[ZBX-10215] host availability not updated for connection errors on timeouting items Created: 2015 Dec 28 Updated: 2017 May 30 Resolved: 2016 Feb 09 |
|
Status: | Closed |
Project: | ZABBIX BUGS AND ISSUES |
Component/s: | Proxy (P), Server (S) |
Affects Version/s: | 3.0.0alpha5 |
Fix Version/s: | 2.2.12rc1, 2.4.8rc1, 3.0.0rc2 |
Type: | Incident report | Priority: | Major |
Reporter: | Aleksandrs Saveljevs | Assignee: | Unassigned |
Resolution: | Fixed | Votes: | 0 |
Labels: | timeout, unreachable | ||
Remaining Estimate: | Not Specified | ||
Time Spent: | Not Specified | ||
Original Estimate: | Not Specified |
Issue Links: |
|
Description |
This seems to have been introduced in Suppose we have a host with a "sleeping" item (one that simply sleeps when queried, thus causing a timeout). If we query that item on a running agent, then the server will mark the agent as reachable, but the item as unreachable. If we now stop the agent, then the corresponding Zabbix host will not be marked as unavailable.
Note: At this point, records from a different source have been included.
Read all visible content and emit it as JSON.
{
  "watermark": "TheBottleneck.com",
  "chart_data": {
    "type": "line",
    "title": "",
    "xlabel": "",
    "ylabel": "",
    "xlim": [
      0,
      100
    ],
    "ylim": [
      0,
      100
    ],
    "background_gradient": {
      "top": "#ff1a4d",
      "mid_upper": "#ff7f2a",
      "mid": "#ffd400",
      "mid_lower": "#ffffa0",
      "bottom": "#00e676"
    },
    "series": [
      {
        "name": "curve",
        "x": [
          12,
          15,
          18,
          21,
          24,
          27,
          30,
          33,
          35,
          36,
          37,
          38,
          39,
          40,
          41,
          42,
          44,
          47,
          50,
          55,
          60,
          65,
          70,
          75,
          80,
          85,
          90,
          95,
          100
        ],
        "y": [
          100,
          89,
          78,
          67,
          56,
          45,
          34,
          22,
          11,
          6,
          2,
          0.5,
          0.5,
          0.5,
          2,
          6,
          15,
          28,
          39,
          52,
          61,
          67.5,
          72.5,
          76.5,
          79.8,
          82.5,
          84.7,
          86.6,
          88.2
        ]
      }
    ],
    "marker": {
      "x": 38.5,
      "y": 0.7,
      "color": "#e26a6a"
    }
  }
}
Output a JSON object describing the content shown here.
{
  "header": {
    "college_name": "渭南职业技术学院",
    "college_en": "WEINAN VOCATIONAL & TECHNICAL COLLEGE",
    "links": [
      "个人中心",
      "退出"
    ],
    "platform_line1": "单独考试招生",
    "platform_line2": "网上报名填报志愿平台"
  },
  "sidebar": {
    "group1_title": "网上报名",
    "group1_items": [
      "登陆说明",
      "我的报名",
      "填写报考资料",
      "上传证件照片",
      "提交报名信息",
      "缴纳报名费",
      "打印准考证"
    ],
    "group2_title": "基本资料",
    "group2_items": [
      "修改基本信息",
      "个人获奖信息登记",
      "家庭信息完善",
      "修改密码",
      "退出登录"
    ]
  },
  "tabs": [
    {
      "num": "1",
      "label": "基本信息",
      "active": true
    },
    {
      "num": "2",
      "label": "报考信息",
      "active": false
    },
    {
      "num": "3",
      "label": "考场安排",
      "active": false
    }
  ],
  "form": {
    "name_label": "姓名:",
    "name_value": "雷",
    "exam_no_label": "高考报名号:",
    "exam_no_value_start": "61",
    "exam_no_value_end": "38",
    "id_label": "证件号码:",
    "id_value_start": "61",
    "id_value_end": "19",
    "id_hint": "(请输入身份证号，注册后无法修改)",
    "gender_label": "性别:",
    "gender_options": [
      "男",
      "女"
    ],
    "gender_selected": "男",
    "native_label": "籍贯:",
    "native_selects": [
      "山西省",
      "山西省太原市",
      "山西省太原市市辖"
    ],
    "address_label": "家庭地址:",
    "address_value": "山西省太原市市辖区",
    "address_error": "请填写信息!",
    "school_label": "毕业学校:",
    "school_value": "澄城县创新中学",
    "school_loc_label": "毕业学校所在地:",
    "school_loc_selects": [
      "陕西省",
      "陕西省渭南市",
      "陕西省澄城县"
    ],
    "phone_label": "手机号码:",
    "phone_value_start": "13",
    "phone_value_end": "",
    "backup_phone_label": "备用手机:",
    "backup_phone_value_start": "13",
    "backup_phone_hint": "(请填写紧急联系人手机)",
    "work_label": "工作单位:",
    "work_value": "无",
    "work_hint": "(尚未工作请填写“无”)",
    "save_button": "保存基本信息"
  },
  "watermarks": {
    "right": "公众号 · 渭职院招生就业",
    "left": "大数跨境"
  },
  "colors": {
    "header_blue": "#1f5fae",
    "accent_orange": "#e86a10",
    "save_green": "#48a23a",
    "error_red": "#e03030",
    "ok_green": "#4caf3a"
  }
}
The reason seems to be the last lines of the following code: static void deactivate_host(DC_ITEM *item, zbx_timespec_t *ts, int *available, const char *error) { const char *__function_name = "deactivate_host"; zbx_host_availability_t in, out; zabbix_log(LOG_LEVEL_DEBUG, "In %s() hostid:" ZBX_FS_UI64 " itemid:" ZBX_FS_UI64 " type:%d", __function_name, item->host.hostid, item->itemid, (int)item->type); if (FAIL == host_get_availability(&item->host, item->type, &in)) goto out; /* if the item is still flagged as unreachable while the host is reachable, */ /* it means that this is item rather than network failure */ if (0 == in.errors_from && 0 != item->unreachable) goto out; ... If an item is unreachable, then it does not influence host's availability, even if the error is NETWORK_ERROR, not TIMEOUT_ERROR. Another consequence of the bug is that deactivate_host() does not set "last_available" to HOST_AVAILABLE_FALSE in this case, and the item becomes not supported, as opposed to host becoming unavailable (see get_values() function in poller.c). |
Comments |
Comment by Andris Zeila [ 2016 Jan 27 ] |
Currently timeouted items are processed on unreachable pollers with their original update period. This imposes additional workload on unreachable pollers and in some cases could even stall them. As a quick fix was decided to treat timeouts as network errors and stop trying to identify single items with errors. |
Comment by Aleksandrs Saveljevs [ 2016 Jan 27 ] |
Trying to identify single items with errors seems to be a useful feature. Will a "not so quick fix" be considered later? wiper after we add throttling for timeouted items we will be able to process them without deactivating hosts. So items failing with timeouts will be handled. The question is if we should identify single items failing with network error. asaveljevs So will we keep this issue open or register a new ZBX? wiper I think we should register a new ZBXNEXT |
Comment by Andris Zeila [ 2016 Jan 27 ] |
Fixed in development branch svn://svn.zabbix.com/branches/dev/ZBX-10215 |
Comment by richlv [ 2016 Jan 27 ] |
does this negate wiper not entirely. The 'bad' checks will still get less priority. So we will not have a situation when item failed with timeout and was the first item to check again after unreachable period has passed. |
Comment by Aleksandrs Saveljevs [ 2016 Feb 08 ] |
(1) As mentioned in the issue description, is it alright that deactivate_host() does not always set "available" to HOST_AVAILABLE_FALSE (consider "goto out" cases) and for this reason items become not supported? wiper RESOLVED in r58312 asaveljevs CLOSED |
Comment by Andris Zeila [ 2016 Feb 08 ] |
Released in:
|
Comment by Andris Zeila [ 2016 Feb 08 ] |
(2) Documentation:
asaveljevs https://www.zabbix.com/documentation/2.4/manual/introduction/whatsnew248#daemon_improvements page refers to 2.2.11, but it should refer to 2.4.7. REOPENED. wiper fixed version. asaveljevs Also, "What's new" pages and upgrade notes say:
Is this really the reason? I thought that the actual reason is that properly throttling these unreachable items (so that they do not stall unreachable pollers) would take a while to implement and it is a bit too late to do that in Zabbix 3.0. wiper yes, but in practice the problem surfaced because there were network problems that were not detected by Zabbix- items from multiple hosts were flagged as unreachable instead of marking host as unreachable. So the checks were simply moved to unreachable poller rather than being delayed by UnreachablePeriod and unreachable poller could not manage so many timeouting items. Isn't it more dangerous than not throttling real timeouted items? asaveljevs How about "... because the implementation turned out to be incomplete"? wiper I added commentary to asaveljevs Great! CLOSED. |